El resto de la historia es conocida, una España estable, democrática, próspera y finalmente europea. Excepto que la prosperidad de los noventa estuvo basada en el boom de bienes raíces. Efecto riqueza, burbujas y otros conceptos, son periodos de expansión económica basados en el sobreendeudamiento, una prosperidad efímera. Cuando esas burbujas revientan, como sucedió en 2008, la crisis del sistema bancario es ineludible. El valor de los activos es menor a la cartera de deuda, las hipotecas impagas se multiplican y, aún más trágico, la cara de la desigualdad creciente es la de los ancianos desahuciados de sus hogares. Agréguese a esto el desempleo de los jóvenes—los indignados—la corrupción en aumento—más indignación—y el nacionalismo catalán—la repentina fragilidad del mismísimo concepto de Estado español.

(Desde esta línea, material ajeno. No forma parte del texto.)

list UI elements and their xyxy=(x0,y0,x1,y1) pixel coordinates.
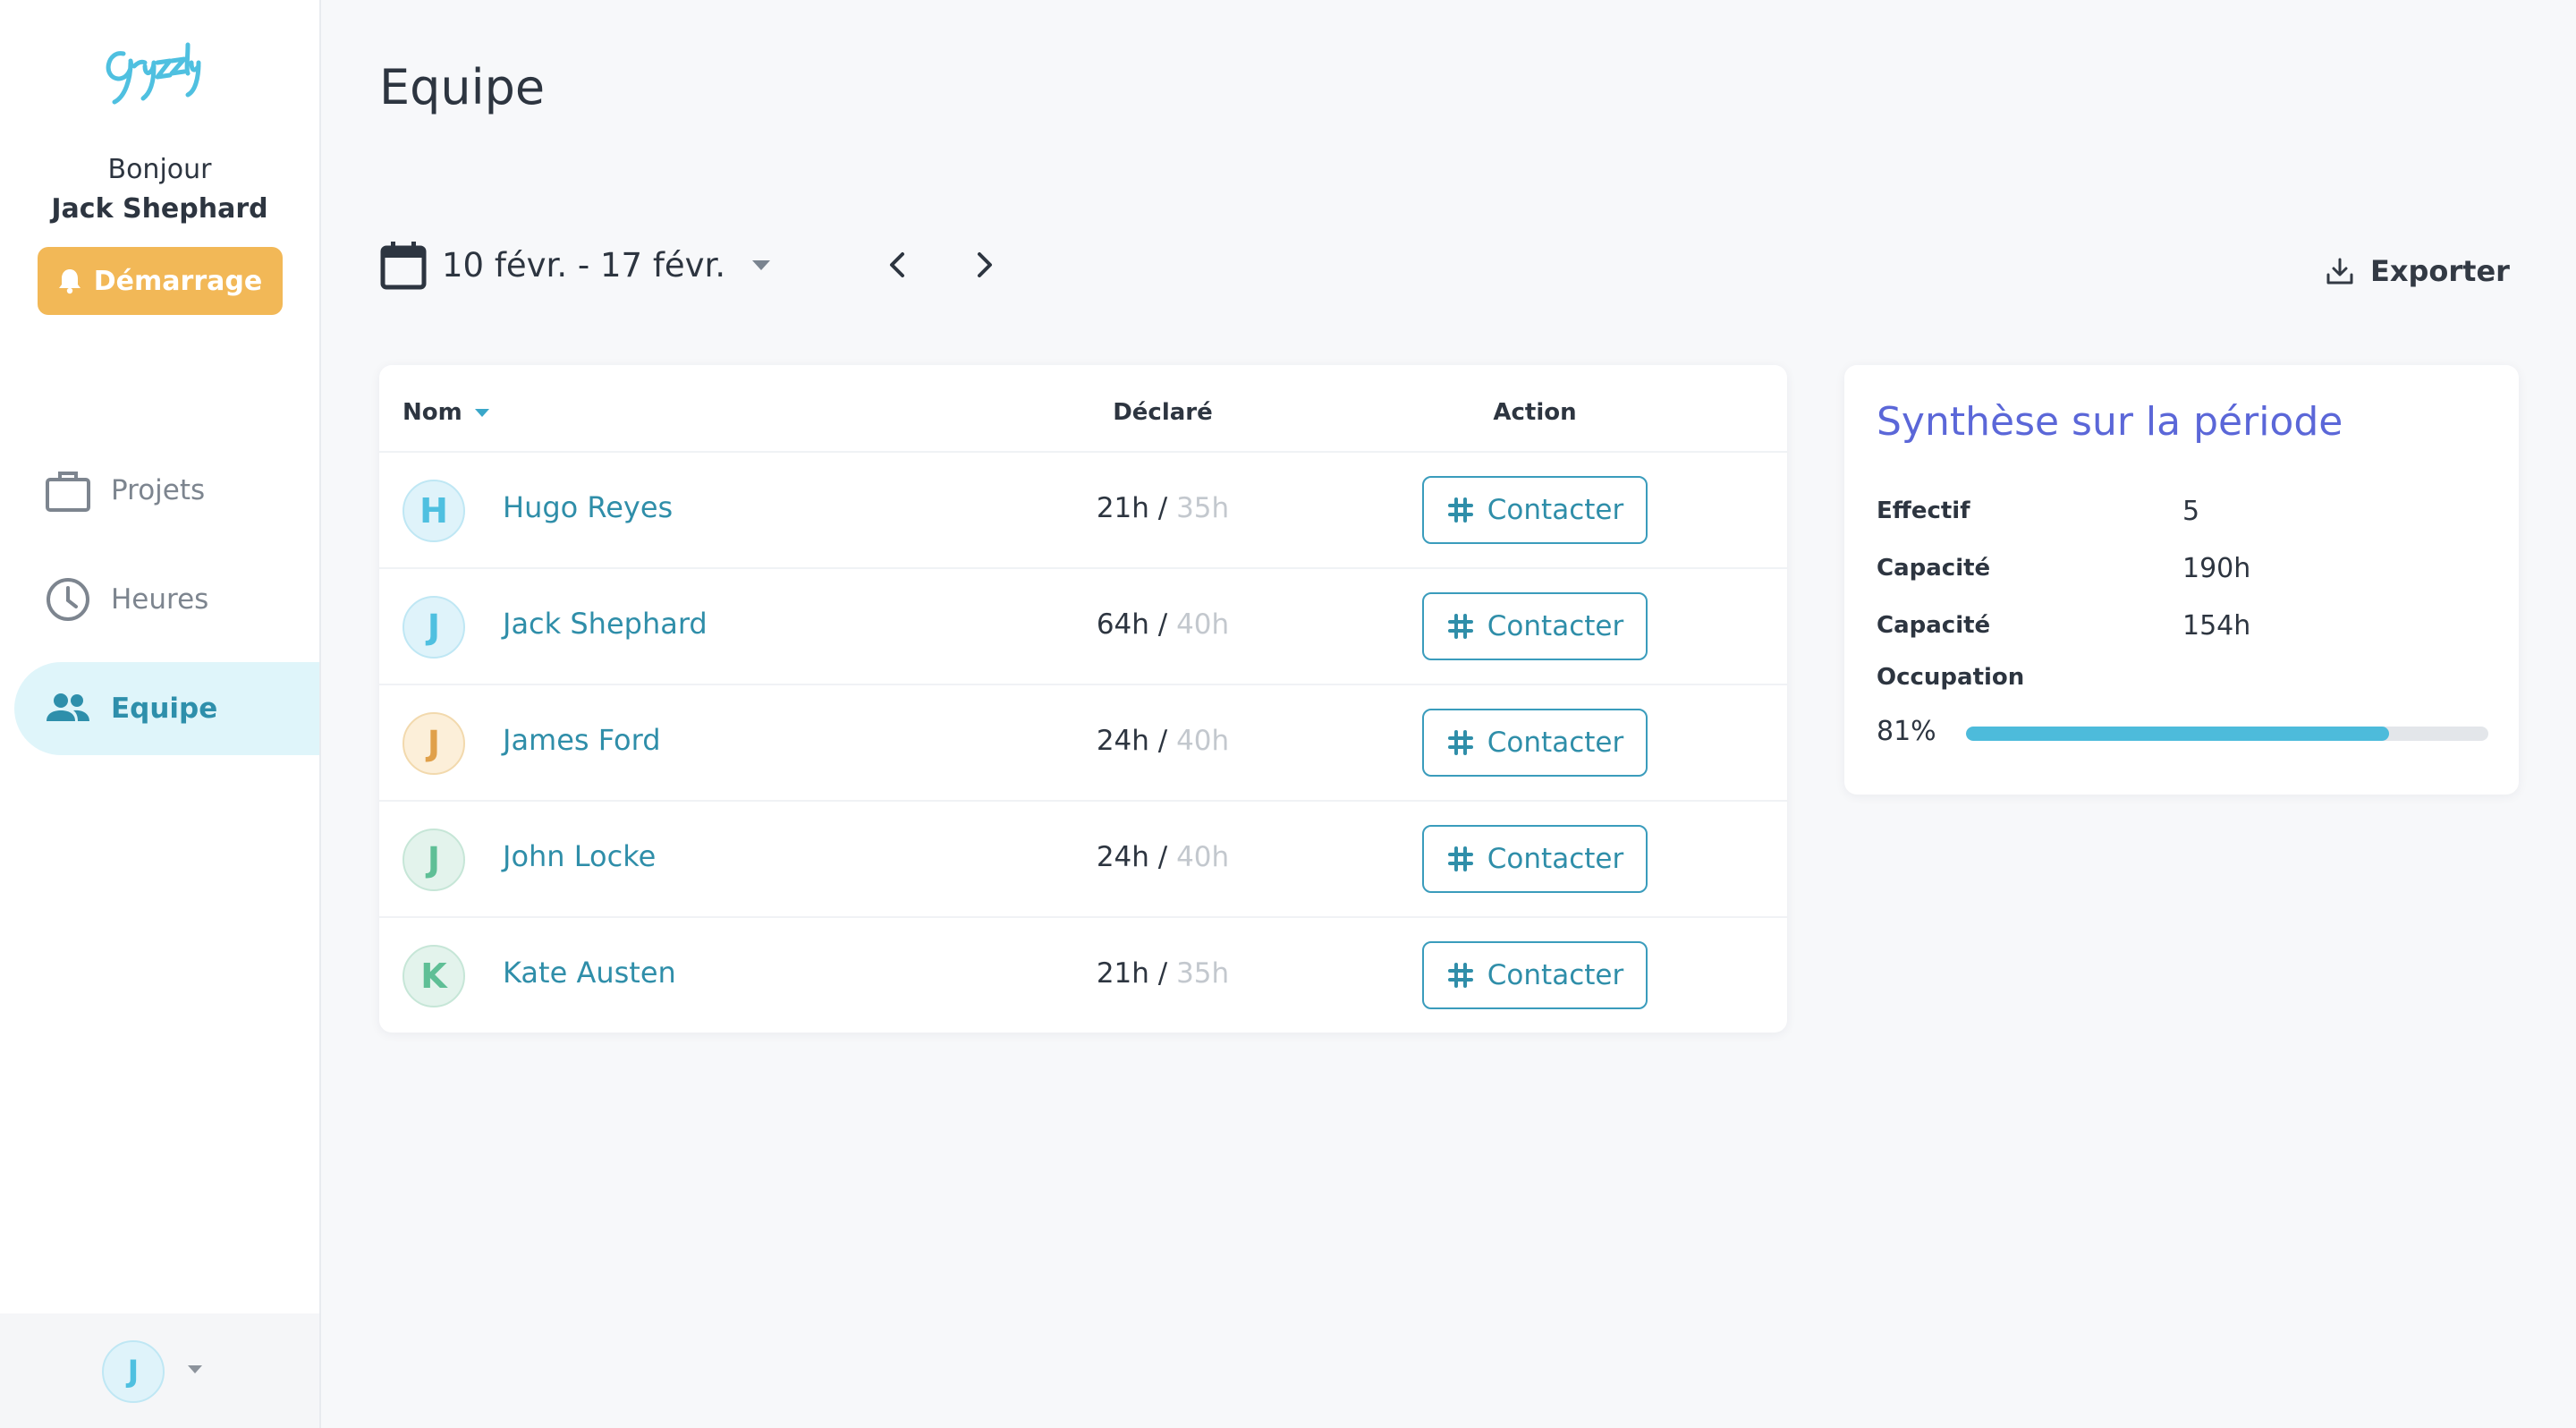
contact-button[interactable]: Contacter xyxy=(1422,941,1648,1009)
export-button[interactable]: Exporter xyxy=(2326,254,2510,288)
team-icon xyxy=(47,693,89,721)
sort-caret-icon[interactable] xyxy=(474,409,489,417)
member-name-link[interactable]: Kate Austen xyxy=(503,956,676,990)
capacity-value: 40h xyxy=(1176,725,1230,757)
contact-button-label: Contacter xyxy=(1487,494,1624,526)
declared-value: 64h / xyxy=(1096,608,1168,641)
start-button[interactable]: Démarrage xyxy=(38,247,283,315)
capacity-value: 40h xyxy=(1176,608,1230,641)
slack-icon xyxy=(1447,497,1473,523)
team-table: Nom Déclaré Action H Hugo Reyes 21h / 35h C… xyxy=(379,365,1787,1033)
member-name-link[interactable]: James Ford xyxy=(503,723,661,757)
declared-hours: 64h / 40h xyxy=(1073,608,1252,641)
column-header-name[interactable]: Nom xyxy=(402,399,489,426)
declared-value: 24h / xyxy=(1096,725,1168,757)
avatar: J xyxy=(402,596,465,659)
slack-icon xyxy=(1447,730,1473,755)
sidebar: Bonjour Jack Shephard Démarrage Projets … xyxy=(0,0,321,1428)
contact-button[interactable]: Contacter xyxy=(1422,825,1648,893)
page-title: Equipe xyxy=(379,59,546,115)
table-row: K Kate Austen 21h / 35h Contacter xyxy=(379,916,1787,1034)
summary-label-capacity-2: Capacité xyxy=(1877,612,1991,639)
declared-value: 21h / xyxy=(1096,492,1168,524)
table-row: J Jack Shephard 64h / 40h Contacter xyxy=(379,567,1787,685)
gryzzly-logo[interactable] xyxy=(98,27,224,116)
table-row: H Hugo Reyes 21h / 35h Contacter xyxy=(379,451,1787,569)
occupation-progress-bar xyxy=(1966,727,2488,741)
briefcase-icon xyxy=(46,472,90,512)
user-name: Jack Shephard xyxy=(51,193,268,225)
avatar: J xyxy=(402,829,465,891)
summary-value-capacity: 190h xyxy=(2182,553,2251,584)
summary-label-occupation: Occupation xyxy=(1877,664,2025,691)
avatar[interactable]: J xyxy=(102,1340,165,1403)
nav-label: Heures xyxy=(111,583,209,616)
avatar: J xyxy=(402,712,465,775)
declared-hours: 24h / 40h xyxy=(1073,725,1252,757)
summary-label-effectif: Effectif xyxy=(1877,497,1970,524)
summary-card: Synthèse sur la période Effectif 5 Capac… xyxy=(1844,365,2519,795)
member-name-link[interactable]: John Locke xyxy=(503,839,656,873)
declared-hours: 21h / 35h xyxy=(1073,492,1252,524)
calendar-icon xyxy=(380,242,427,290)
column-header-declared: Déclaré xyxy=(1113,399,1213,426)
occupation-percent: 81% xyxy=(1877,716,1936,747)
export-label: Exporter xyxy=(2370,254,2510,288)
declared-hours: 21h / 35h xyxy=(1073,957,1252,990)
capacity-value: 35h xyxy=(1176,492,1230,524)
start-button-label: Démarrage xyxy=(93,265,263,297)
clock-icon xyxy=(47,578,89,621)
occupation-progress-fill xyxy=(1966,727,2390,741)
avatar: H xyxy=(402,480,465,542)
summary-title: Synthèse sur la période xyxy=(1877,399,2343,445)
account-menu[interactable]: J xyxy=(0,1313,319,1428)
download-icon xyxy=(2326,258,2353,285)
contact-button[interactable]: Contacter xyxy=(1422,592,1648,660)
summary-label-capacity: Capacité xyxy=(1877,555,1991,582)
contact-button[interactable]: Contacter xyxy=(1422,476,1648,544)
nav-item-heures[interactable]: Heures xyxy=(14,553,319,646)
contact-button-label: Contacter xyxy=(1487,959,1624,991)
bell-icon xyxy=(58,269,80,294)
nav-label: Projets xyxy=(111,474,206,506)
column-header-action: Action xyxy=(1493,399,1577,426)
chevron-down-icon[interactable] xyxy=(752,259,771,270)
contact-button-label: Contacter xyxy=(1487,727,1624,759)
avatar: K xyxy=(402,945,465,1007)
date-range-picker[interactable]: 10 févr. - 17 févr. xyxy=(379,238,771,292)
nav-label: Equipe xyxy=(111,693,218,725)
contact-button-label: Contacter xyxy=(1487,610,1624,642)
member-name-link[interactable]: Hugo Reyes xyxy=(503,490,673,524)
declared-value: 24h / xyxy=(1096,841,1168,873)
column-header-label: Nom xyxy=(402,399,462,426)
summary-value-capacity-2: 154h xyxy=(2182,610,2251,642)
contact-button[interactable]: Contacter xyxy=(1422,709,1648,777)
member-name-link[interactable]: Jack Shephard xyxy=(503,607,708,641)
table-row: J John Locke 24h / 40h Contacter xyxy=(379,800,1787,918)
date-range-text: 10 févr. - 17 févr. xyxy=(442,245,726,285)
nav-item-projets[interactable]: Projets xyxy=(14,444,319,537)
previous-period-button[interactable] xyxy=(880,247,916,283)
chevron-down-icon[interactable] xyxy=(188,1365,202,1373)
capacity-value: 40h xyxy=(1176,841,1230,873)
slack-icon xyxy=(1447,846,1473,871)
table-row: J James Ford 24h / 40h Contacter xyxy=(379,684,1787,802)
greeting-text: Bonjour xyxy=(107,154,212,185)
declared-value: 21h / xyxy=(1096,957,1168,990)
slack-icon xyxy=(1447,614,1473,639)
slack-icon xyxy=(1447,963,1473,988)
contact-button-label: Contacter xyxy=(1487,843,1624,875)
capacity-value: 35h xyxy=(1176,957,1230,990)
nav-item-equipe[interactable]: Equipe xyxy=(14,662,319,755)
next-period-button[interactable] xyxy=(966,247,1002,283)
summary-value-effectif: 5 xyxy=(2182,496,2200,527)
declared-hours: 24h / 40h xyxy=(1073,841,1252,873)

Marco propicio para el surgimiento de una fuerza anti-sistema, el libreto dice que entra Podemos a escena. Por cierto que ello no es exclusividad de España en la Europa de hoy. Los desafíos de los nacionalismos y la caída de la participación electoral son frecuentes en el resto del continente. La fragmentación del sistema de partidos también lo es, sea la amenaza desde la extrema derecha—como en Francia—desde la extrema izquierda—como en Grecia—o desde el extremo anti europeísmo—como en el Reino Unido. Pero en España, además, es como si nadie se acordara ni de la letra ni el espíritu de los Pactos de Moncloa, ni de recrear y renovar el régimen de 1978.

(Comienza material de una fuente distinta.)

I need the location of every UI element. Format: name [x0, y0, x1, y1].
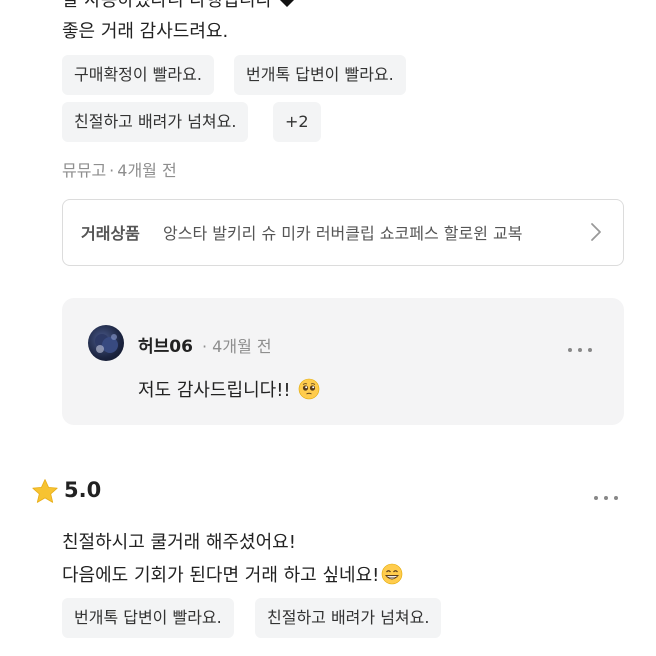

Debe reconocerse que este contexto le da sentido al mensaje anti-sistema de Podemos. Su extrema debilidad, sin embargo, reside en que no hay manera de conciliarlo con los fundamentos del constitucionalismo democrático. De hecho, el discurso del empoderamiento de la ciudadanía y la democracia directa ya le está dando paso a una estructura vertical, con el poder en manos del Secretario General y débiles mecanismos de control. Pronto tal vez estén hablando de la vieja y remanida noción de “centralismo democrático”, para invocar un eufemismo de la antigüedad.
Podemos también cree que el liberalismo republicano es contradictorio con la reducción de la desigualdad, una falacia lógica y empírica, en tanto las sociedades más equitativas del planeta son aquellas que también exhiben los índices más altos de libertad individual. Ese anti-liberalismo asimismo se revela en la ambigua respuesta de Iglesias sobre el caso de Leopoldo López. Habría que hacerle entender a Iglesias que si Rajoy—un Presidente de derechas—gobernara como lo hace Maduro, él mismo estaría en la cárcel sin causa probada, sin sentencia y sin régimen de visitas. Por eso la democracia no es sobre ideología sino sobre instituciones y reglas de procedimiento.
Es el estalinismo de Podemos, precisamente, lo que debe debatirse, en lugar de agitar los fantasmas del populismo y el chavismo. Lo peor que puede hacer la sociedad política española es demonizar a Podemos, así como la oposición venezolana ha demonizado al chavismo por casi dos décadas. El último paralelo entre Venezuela y España es que la demonización del otro suele ser una excusa para no reconocer las responsabilidades propias en la crisis política precedente. La democracia siempre requiere de otro tipo de debate.